I would like to know why this is true:
Given an $n$-dimensional stochastic vector $v$ and another $n$-dimensional stochastic vector $u$ which distributes uniformly over $\{1,\dots,n\}$ (meaning if the length of the vector $u$ is $n=3$ then $u = (1/3,1/3,1/3)$) then $\lVert u-v\rVert_2 \leq 1$.
For example, let $v = (0.8,0.2)$ and $v = (0.5,0.5)$: $\lVert u-v\rVert_2 = \lVert(0.3,-0.3)\rVert_2=\sqrt{2\cdot0.3^2}$ which is less than 1.
I tried many different inputs and it works for all of them but I can’t figure out why?

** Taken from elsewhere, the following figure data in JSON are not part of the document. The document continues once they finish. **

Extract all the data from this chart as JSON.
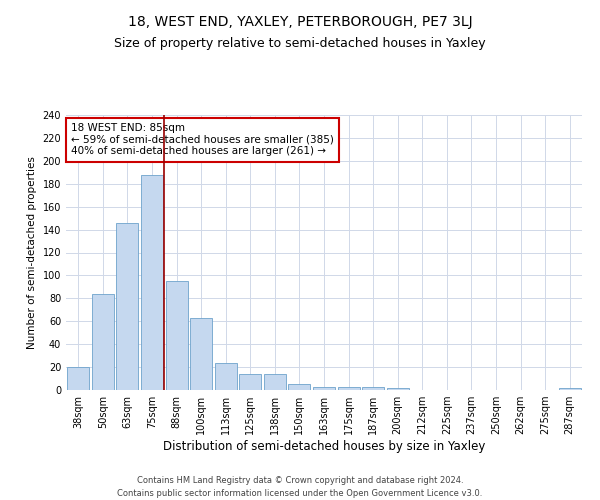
{
  "title": "18, WEST END, YAXLEY, PETERBOROUGH, PE7 3LJ",
  "subtitle": "Size of property relative to semi-detached houses in Yaxley",
  "xlabel": "Distribution of semi-detached houses by size in Yaxley",
  "ylabel": "Number of semi-detached properties",
  "categories": [
    "38sqm",
    "50sqm",
    "63sqm",
    "75sqm",
    "88sqm",
    "100sqm",
    "113sqm",
    "125sqm",
    "138sqm",
    "150sqm",
    "163sqm",
    "175sqm",
    "187sqm",
    "200sqm",
    "212sqm",
    "225sqm",
    "237sqm",
    "250sqm",
    "262sqm",
    "275sqm",
    "287sqm"
  ],
  "values": [
    20,
    84,
    146,
    188,
    95,
    63,
    24,
    14,
    14,
    5,
    3,
    3,
    3,
    2,
    0,
    0,
    0,
    0,
    0,
    0,
    2
  ],
  "bar_color": "#c5d8ef",
  "bar_edgecolor": "#6ea3cc",
  "vline_xindex": 4,
  "vline_color": "#990000",
  "annotation_text": "18 WEST END: 85sqm\n← 59% of semi-detached houses are smaller (385)\n40% of semi-detached houses are larger (261) →",
  "annotation_box_edgecolor": "#cc0000",
  "annotation_box_facecolor": "#ffffff",
  "ylim": [
    0,
    240
  ],
  "yticks": [
    0,
    20,
    40,
    60,
    80,
    100,
    120,
    140,
    160,
    180,
    200,
    220,
    240
  ],
  "grid_color": "#d0d8e8",
  "footer_text": "Contains HM Land Registry data © Crown copyright and database right 2024.\nContains public sector information licensed under the Open Government Licence v3.0.",
  "title_fontsize": 10,
  "subtitle_fontsize": 9,
  "xlabel_fontsize": 8.5,
  "ylabel_fontsize": 7.5,
  "tick_fontsize": 7,
  "annotation_fontsize": 7.5,
  "footer_fontsize": 6
}
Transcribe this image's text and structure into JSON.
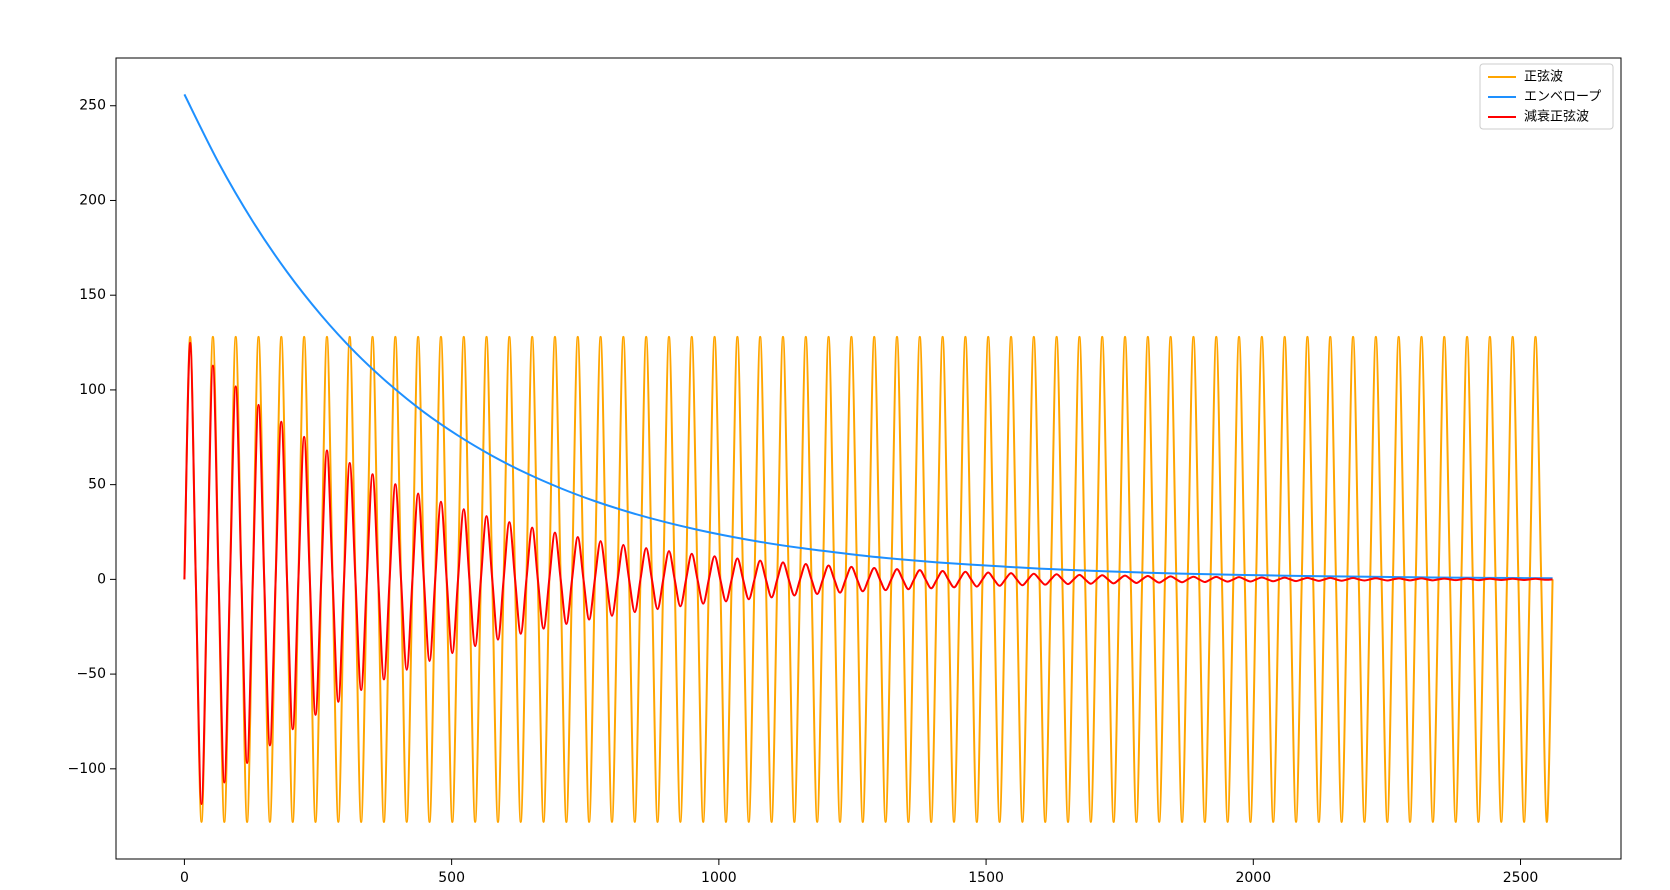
{
  "chart_data": {
    "type": "line",
    "xlim": [
      -128,
      2688
    ],
    "ylim": [
      -147.6,
      275.2
    ],
    "xticks": [
      0,
      500,
      1000,
      1500,
      2000,
      2500
    ],
    "yticks": [
      {
        "value": -100,
        "label": "−100"
      },
      {
        "value": -50,
        "label": "−50"
      },
      0,
      50,
      100,
      150,
      200,
      250
    ],
    "legend": "upper right",
    "series": [
      {
        "name": "正弦波",
        "color": "#ffa500",
        "x": [
          0,
          10.7,
          21.3,
          32,
          42.7,
          53.3,
          64,
          74.7,
          85.3,
          96,
          106.7,
          117.3,
          128,
          138.7,
          149.3,
          160,
          170.7,
          181.3,
          192,
          202.7,
          213.3,
          224,
          234.7,
          245.3,
          256,
          266.7,
          277.3,
          288,
          298.7,
          309.3,
          320,
          330.7,
          341.3,
          352,
          362.7,
          373.3,
          384,
          394.7,
          405.3,
          416,
          426.7,
          437.3,
          448,
          458.7,
          469.3,
          480,
          490.7,
          501.3,
          512,
          522.7,
          533.3,
          544,
          554.7,
          565.3,
          576,
          586.7,
          597.3,
          608,
          618.7,
          629.3,
          640,
          650.7,
          661.3,
          672,
          682.7,
          693.3,
          704,
          714.7,
          725.3,
          736,
          746.7,
          757.3,
          768,
          778.7,
          789.3,
          800,
          810.7,
          821.3,
          832,
          842.7,
          853.3,
          864,
          874.7,
          885.3,
          896,
          906.7,
          917.3,
          928,
          938.7,
          949.3,
          960,
          970.7,
          981.3,
          992,
          1002.7,
          1013.3,
          1024,
          1034.7,
          1045.3,
          1056,
          1066.7,
          1077.3,
          1088,
          1098.7,
          1109.3,
          1120,
          1130.7,
          1141.3,
          1152,
          1162.7,
          1173.3,
          1184,
          1194.7,
          1205.3,
          1216,
          1226.7,
          1237.3,
          1248,
          1258.7,
          1269.3,
          1280,
          1290.7,
          1301.3,
          1312,
          1322.7,
          1333.3,
          1344,
          1354.7,
          1365.3,
          1376,
          1386.7,
          1397.3,
          1408,
          1418.7,
          1429.3,
          1440,
          1450.7,
          1461.3,
          1472,
          1482.7,
          1493.3,
          1504,
          1514.7,
          1525.3,
          1536,
          1546.7,
          1557.3,
          1568,
          1578.7,
          1589.3,
          1600,
          1610.7,
          1621.3,
          1632,
          1642.7,
          1653.3,
          1664,
          1674.7,
          1685.3,
          1696,
          1706.7,
          1717.3,
          1728,
          1738.7,
          1749.3,
          1760,
          1770.7,
          1781.3,
          1792,
          1802.7,
          1813.3,
          1824,
          1834.7,
          1845.3,
          1856,
          1866.7,
          1877.3,
          1888,
          1898.7,
          1909.3,
          1920,
          1930.7,
          1941.3,
          1952,
          1962.7,
          1973.3,
          1984,
          1994.7,
          2005.3,
          2016,
          2026.7,
          2037.3,
          2048,
          2058.7,
          2069.3,
          2080,
          2090.7,
          2101.3,
          2112,
          2122.7,
          2133.3,
          2144,
          2154.7,
          2165.3,
          2176,
          2186.7,
          2197.3,
          2208,
          2218.7,
          2229.3,
          2240,
          2250.7,
          2261.3,
          2272,
          2282.7,
          2293.3,
          2304,
          2314.7,
          2325.3,
          2336,
          2346.7,
          2357.3,
          2368,
          2378.7,
          2389.3,
          2400,
          2410.7,
          2421.3,
          2432,
          2442.7,
          2453.3,
          2464,
          2474.7,
          2485.3,
          2496,
          2506.7,
          2517.3,
          2528,
          2538.7,
          2549.3,
          2560
        ],
        "values": [
          0,
          128,
          0,
          -128,
          0,
          128,
          0,
          -128,
          0,
          128,
          0,
          -128,
          0,
          128,
          0,
          -128,
          0,
          128,
          0,
          -128,
          0,
          128,
          0,
          -128,
          0,
          128,
          0,
          -128,
          0,
          128,
          0,
          -128,
          0,
          128,
          0,
          -128,
          0,
          128,
          0,
          -128,
          0,
          128,
          0,
          -128,
          0,
          128,
          0,
          -128,
          0,
          128,
          0,
          -128,
          0,
          128,
          0,
          -128,
          0,
          128,
          0,
          -128,
          0,
          128,
          0,
          -128,
          0,
          128,
          0,
          -128,
          0,
          128,
          0,
          -128,
          0,
          128,
          0,
          -128,
          0,
          128,
          0,
          -128,
          0,
          128,
          0,
          -128,
          0,
          128,
          0,
          -128,
          0,
          128,
          0,
          -128,
          0,
          128,
          0,
          -128,
          0,
          128,
          0,
          -128,
          0,
          128,
          0,
          -128,
          0,
          128,
          0,
          -128,
          0,
          128,
          0,
          -128,
          0,
          128,
          0,
          -128,
          0,
          128,
          0,
          -128,
          0,
          128,
          0,
          -128,
          0,
          128,
          0,
          -128,
          0,
          128,
          0,
          -128,
          0,
          128,
          0,
          -128,
          0,
          128,
          0,
          -128,
          0,
          128,
          0,
          -128,
          0,
          128,
          0,
          -128,
          0,
          128,
          0,
          -128,
          0,
          128,
          0,
          -128,
          0,
          128,
          0,
          -128,
          0,
          128,
          0,
          -128,
          0,
          128,
          0,
          -128,
          0,
          128,
          0,
          -128,
          0,
          128,
          0,
          -128,
          0,
          128,
          0,
          -128,
          0,
          128,
          0,
          -128,
          0,
          128,
          0,
          -128,
          0,
          128,
          0,
          -128,
          0,
          128,
          0,
          -128,
          0,
          128,
          0,
          -128,
          0,
          128,
          0,
          -128,
          0,
          128,
          0,
          -128,
          0,
          128,
          0,
          -128,
          0,
          128,
          0,
          -128,
          0,
          128,
          0,
          -128,
          0,
          128,
          0,
          -128,
          0,
          128,
          0,
          -128,
          0,
          128,
          0,
          -128,
          0,
          128,
          0,
          -128,
          0,
          128,
          0,
          -128,
          0
        ]
      },
      {
        "name": "エンベロープ",
        "color": "#1e90ff",
        "x": [
          0,
          64,
          128,
          192,
          256,
          320,
          384,
          448,
          512,
          576,
          640,
          704,
          768,
          832,
          896,
          960,
          1024,
          1088,
          1152,
          1216,
          1280,
          1344,
          1408,
          1472,
          1536,
          1600,
          1664,
          1728,
          1792,
          1856,
          1920,
          1984,
          2048,
          2112,
          2176,
          2240,
          2304,
          2368,
          2432,
          2496,
          2560
        ],
        "values": [
          256,
          219.9,
          188.9,
          162.3,
          139.4,
          119.7,
          102.9,
          88.3,
          75.9,
          65.2,
          56,
          48.1,
          41.3,
          35.5,
          30.5,
          26.2,
          22.5,
          19.3,
          16.6,
          14.3,
          12.2,
          10.5,
          9,
          7.8,
          6.7,
          5.7,
          4.9,
          4.2,
          3.6,
          3.1,
          2.7,
          2.3,
          2,
          1.7,
          1.5,
          1.3,
          1.1,
          0.9,
          0.8,
          0.7,
          0.6
        ]
      },
      {
        "name": "減衰正弦波",
        "color": "#ff0000",
        "x": [
          0,
          10.7,
          21.3,
          32,
          42.7,
          53.3,
          64,
          74.7,
          85.3,
          96,
          106.7,
          117.3,
          128,
          138.7,
          149.3,
          160,
          170.7,
          181.3,
          192,
          202.7,
          213.3,
          224,
          234.7,
          245.3,
          256,
          266.7,
          277.3,
          288,
          298.7,
          309.3,
          320,
          330.7,
          341.3,
          352,
          362.7,
          373.3,
          384,
          394.7,
          405.3,
          416,
          426.7,
          437.3,
          448,
          458.7,
          469.3,
          480,
          490.7,
          501.3,
          512,
          522.7,
          533.3,
          544,
          554.7,
          565.3,
          576,
          586.7,
          597.3,
          608,
          618.7,
          629.3,
          640,
          650.7,
          661.3,
          672,
          682.7,
          693.3,
          704,
          714.7,
          725.3,
          736,
          746.7,
          757.3,
          768,
          778.7,
          789.3,
          800,
          810.7,
          821.3,
          832,
          842.7,
          853.3,
          864,
          874.7,
          885.3,
          896,
          906.7,
          917.3,
          928,
          938.7,
          949.3,
          960,
          970.7,
          981.3,
          992,
          1002.7,
          1013.3,
          1024,
          1034.7,
          1045.3,
          1056,
          1066.7,
          1077.3,
          1088,
          1098.7,
          1109.3,
          1120,
          1130.7,
          1141.3,
          1152,
          1162.7,
          1173.3,
          1184,
          1194.7,
          1205.3,
          1216,
          1226.7,
          1237.3,
          1248,
          1258.7,
          1269.3,
          1280,
          1290.7,
          1301.3,
          1312,
          1322.7,
          1333.3,
          1344,
          1354.7,
          1365.3,
          1376,
          1386.7,
          1397.3,
          1408,
          1418.7,
          1429.3,
          1440,
          1450.7,
          1461.3,
          1472,
          1482.7,
          1493.3,
          1504,
          1514.7,
          1525.3,
          1536,
          1546.7,
          1557.3,
          1568,
          1578.7,
          1589.3,
          1600,
          1610.7,
          1621.3,
          1632,
          1642.7,
          1653.3,
          1664,
          1674.7,
          1685.3,
          1696,
          1706.7,
          1717.3,
          1728,
          1738.7,
          1749.3,
          1760,
          1770.7,
          1781.3,
          1792,
          1802.7,
          1813.3,
          1824,
          1834.7,
          1845.3,
          1856,
          1866.7,
          1877.3,
          1888,
          1898.7,
          1909.3,
          1920,
          1930.7,
          1941.3,
          1952,
          1962.7,
          1973.3,
          1984,
          1994.7,
          2005.3,
          2016,
          2026.7,
          2037.3,
          2048,
          2058.7,
          2069.3,
          2080,
          2090.7,
          2101.3,
          2112,
          2122.7,
          2133.3,
          2144,
          2154.7,
          2165.3,
          2176,
          2186.7,
          2197.3,
          2208,
          2218.7,
          2229.3,
          2240,
          2250.7,
          2261.3,
          2272,
          2282.7,
          2293.3,
          2304,
          2314.7,
          2325.3,
          2336,
          2346.7,
          2357.3,
          2368,
          2378.7,
          2389.3,
          2400,
          2410.7,
          2421.3,
          2432,
          2442.7,
          2453.3,
          2464,
          2474.7,
          2485.3,
          2496,
          2506.7,
          2517.3,
          2528,
          2538.7,
          2549.3,
          2560
        ],
        "values": [
          0,
          124.8,
          0,
          -118.6,
          0,
          112.8,
          0,
          -107.2,
          0,
          101.9,
          0,
          -96.9,
          0,
          92.1,
          0,
          -87.6,
          0,
          83.2,
          0,
          -79.1,
          0,
          75.2,
          0,
          -71.5,
          0,
          68,
          0,
          -64.6,
          0,
          61.4,
          0,
          -58.4,
          0,
          55.5,
          0,
          -52.8,
          0,
          50.2,
          0,
          -47.7,
          0,
          45.3,
          0,
          -43.1,
          0,
          41,
          0,
          -38.9,
          0,
          37,
          0,
          -35.2,
          0,
          33.4,
          0,
          -31.8,
          0,
          30.2,
          0,
          -28.7,
          0,
          27.3,
          0,
          -26,
          0,
          24.7,
          0,
          -23.5,
          0,
          22.3,
          0,
          -21.2,
          0,
          20.2,
          0,
          -19.2,
          0,
          18.2,
          0,
          -17.3,
          0,
          16.5,
          0,
          -15.7,
          0,
          14.9,
          0,
          -14.2,
          0,
          13.5,
          0,
          -12.8,
          0,
          12.2,
          0,
          -11.6,
          0,
          11,
          0,
          -10.5,
          0,
          9.9,
          0,
          -9.5,
          0,
          9,
          0,
          -8.5,
          0,
          8.1,
          0,
          -7.7,
          0,
          7.3,
          0,
          -7,
          0,
          6.6,
          0,
          -6.3,
          0,
          6,
          0,
          -5.7,
          0,
          5.4,
          0,
          -5.2,
          0,
          4.9,
          0,
          -4.7,
          0,
          4.4,
          0,
          -4.2,
          0,
          4,
          0,
          -3.8,
          0,
          3.6,
          0,
          -3.4,
          0,
          3.3,
          0,
          -3.1,
          0,
          3,
          0,
          -2.8,
          0,
          2.7,
          0,
          -2.5,
          0,
          2.4,
          0,
          -2.3,
          0,
          2.2,
          0,
          -2.1,
          0,
          2,
          0,
          -1.9,
          0,
          1.8,
          0,
          -1.7,
          0,
          1.6,
          0,
          -1.5,
          0,
          1.4,
          0,
          -1.4,
          0,
          1.3,
          0,
          -1.2,
          0,
          1.2,
          0,
          -1.1,
          0,
          1,
          0,
          -1,
          0,
          0.9,
          0,
          -0.9,
          0,
          0.8,
          0,
          -0.8,
          0,
          0.8,
          0,
          -0.7,
          0,
          0.7,
          0,
          -0.6,
          0,
          0.6,
          0,
          -0.6,
          0,
          0.5,
          0,
          -0.5,
          0,
          0.5,
          0,
          -0.5,
          0,
          0.4,
          0,
          -0.4,
          0,
          0.4,
          0,
          -0.4,
          0,
          0.3,
          0,
          -0.3,
          0,
          0.3,
          0,
          -0.3,
          0,
          0.3,
          0,
          -0.2,
          0
        ]
      }
    ]
  }
}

First, you can show it will be at most 2 by the triangle inequality, and even a bit better: for $u,v$ two $n$-dimensional vectors in the probability simplex with $u$ being uniform, $$ \lVert u-v\rVert_2 \leq \lVert u\rVert_2+ \lVert v\rVert_2 = \frac{1}{\sqrt{n}} + 1 $$
Now, for the stronger claim. Observe that $$\begin{align} \lVert u-v\rVert_2^2 &= \sum_{k=1}^n (u_k-v_k)^2 = \sum_{k=1}^n u_k^2 + \sum_{k=1}^n v_k^2 - 2\sum_{k=1}^n u_k v_k = n\cdot \frac{1}{n^2} + \lVert v\rVert_2^2 - \frac{2}{n}\sum_{k=1}^n v_k\\ &= \frac{1}{n} + \lVert v\rVert_2^2 - \frac{2}{n} = \lVert v\rVert_2^2 - \frac{1}{n} \\ &\leq 1 - \frac{1}{n} \end{align}$$ where the last inequality comes from the fact that $$\lVert v\rVert_2^2 = \sum_{k=1}^n v_k^2 \leq \sum_{k=1}^n v_k = 1$$ (more generally, $\lVert v\rVert_p \leq \lVert v\rVert_q$ if $p\geq q\geq 1$).